In the same way, but with a slightly different approach is Ariel who have for many years developed their washing powder range to be the next best thing for cleaning your clothes. Recently they have stretched their brand to Stain removal products. So extending their product range within the same market.
So what is happening?
This scatter gun approach to business seems to be at first highly self defeating (being expensive to develop a brand, and setup an infrastructure for a new company), yet if we look at it another way these companies are already very established within their market they are invariably one of the leaders in their marketplace and they are vigilant about threats and other companies challenging their market share. So instead of fighting through just one offering why not make the offerings multiple and make the offers niche or bespoke to markets within markets?

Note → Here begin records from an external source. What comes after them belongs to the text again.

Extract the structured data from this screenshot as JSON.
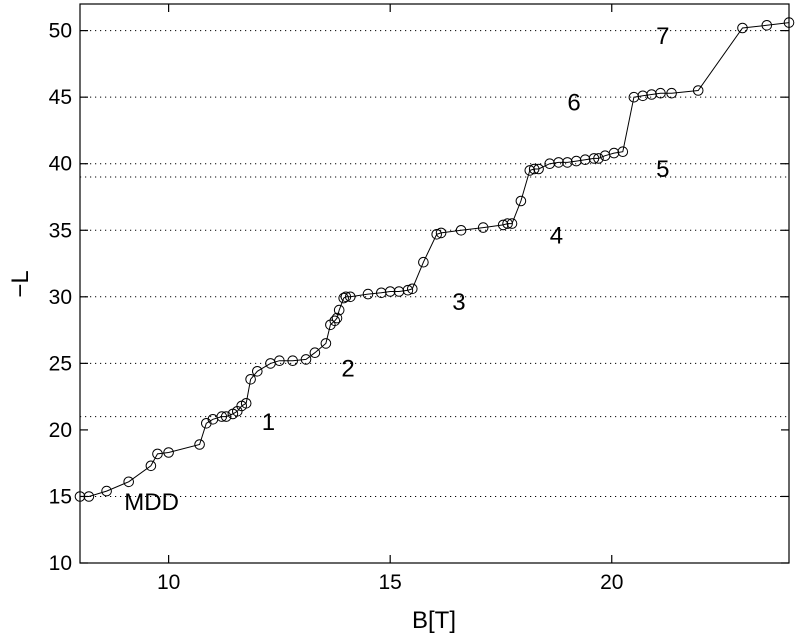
{
  "chart_data": {
    "type": "line",
    "xlabel": "B[T]",
    "ylabel": "−L",
    "xlim": [
      8,
      24
    ],
    "ylim": [
      10,
      52
    ],
    "x_ticks": [
      10,
      15,
      20
    ],
    "y_ticks": [
      10,
      15,
      20,
      25,
      30,
      35,
      40,
      45,
      50
    ],
    "grid": "horizontal dotted lines at selected levels",
    "reference_lines_y": [
      15,
      21,
      25,
      30,
      35,
      39,
      40,
      45,
      50
    ],
    "annotations": [
      {
        "text": "MDD",
        "x": 9.0,
        "y": 14.0
      },
      {
        "text": "1",
        "x": 12.1,
        "y": 20.0
      },
      {
        "text": "2",
        "x": 13.9,
        "y": 24.0
      },
      {
        "text": "3",
        "x": 16.4,
        "y": 29.0
      },
      {
        "text": "4",
        "x": 18.6,
        "y": 34.0
      },
      {
        "text": "5",
        "x": 21.0,
        "y": 39.0
      },
      {
        "text": "6",
        "x": 19.0,
        "y": 44.0
      },
      {
        "text": "7",
        "x": 21.0,
        "y": 49.0
      }
    ],
    "series": [
      {
        "x": [
          8.0,
          8.2,
          8.6,
          9.1,
          9.6,
          9.75,
          10.0,
          10.7,
          10.85,
          11.0,
          11.2,
          11.3,
          11.45,
          11.55,
          11.65,
          11.75,
          11.85,
          12.0,
          12.3,
          12.5,
          12.8,
          13.1,
          13.3,
          13.55,
          13.65,
          13.75,
          13.8,
          13.85,
          13.95,
          14.0,
          14.1,
          14.5,
          14.8,
          15.0,
          15.2,
          15.4,
          15.5,
          15.75,
          16.05,
          16.15,
          16.6,
          17.1,
          17.55,
          17.65,
          17.75,
          17.95,
          18.15,
          18.25,
          18.35,
          18.6,
          18.8,
          19.0,
          19.2,
          19.4,
          19.6,
          19.7,
          19.85,
          20.05,
          20.25,
          20.5,
          20.7,
          20.9,
          21.1,
          21.35,
          21.95,
          22.95,
          23.5,
          24.0
        ],
        "y": [
          15.0,
          15.0,
          15.4,
          16.1,
          17.3,
          18.2,
          18.3,
          18.9,
          20.5,
          20.8,
          21.0,
          21.0,
          21.2,
          21.4,
          21.8,
          22.0,
          23.8,
          24.4,
          25.0,
          25.2,
          25.2,
          25.3,
          25.8,
          26.5,
          27.9,
          28.2,
          28.4,
          29.0,
          29.9,
          30.0,
          30.0,
          30.2,
          30.3,
          30.4,
          30.4,
          30.5,
          30.6,
          32.6,
          34.7,
          34.8,
          35.0,
          35.2,
          35.4,
          35.5,
          35.5,
          37.2,
          39.5,
          39.6,
          39.6,
          40.0,
          40.1,
          40.1,
          40.2,
          40.3,
          40.4,
          40.4,
          40.6,
          40.8,
          40.9,
          45.0,
          45.1,
          45.2,
          45.3,
          45.3,
          45.5,
          50.2,
          50.4,
          50.6
        ]
      }
    ]
  }
}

The rule seems to almost feel (in the Case of Admiral at least) become large and dominant through a wide brand offering (Admiral) then diversify into smaller conversation offerings for smaller groups and niches (confused.com, Elephant etc). This can also be seen in other companies such as Google who have grown into the largest company in the world and now they are refining and developing new ventures that are aiding in the development of niche responses to their market, and also fending off other companies which maybe trying to break into these markets.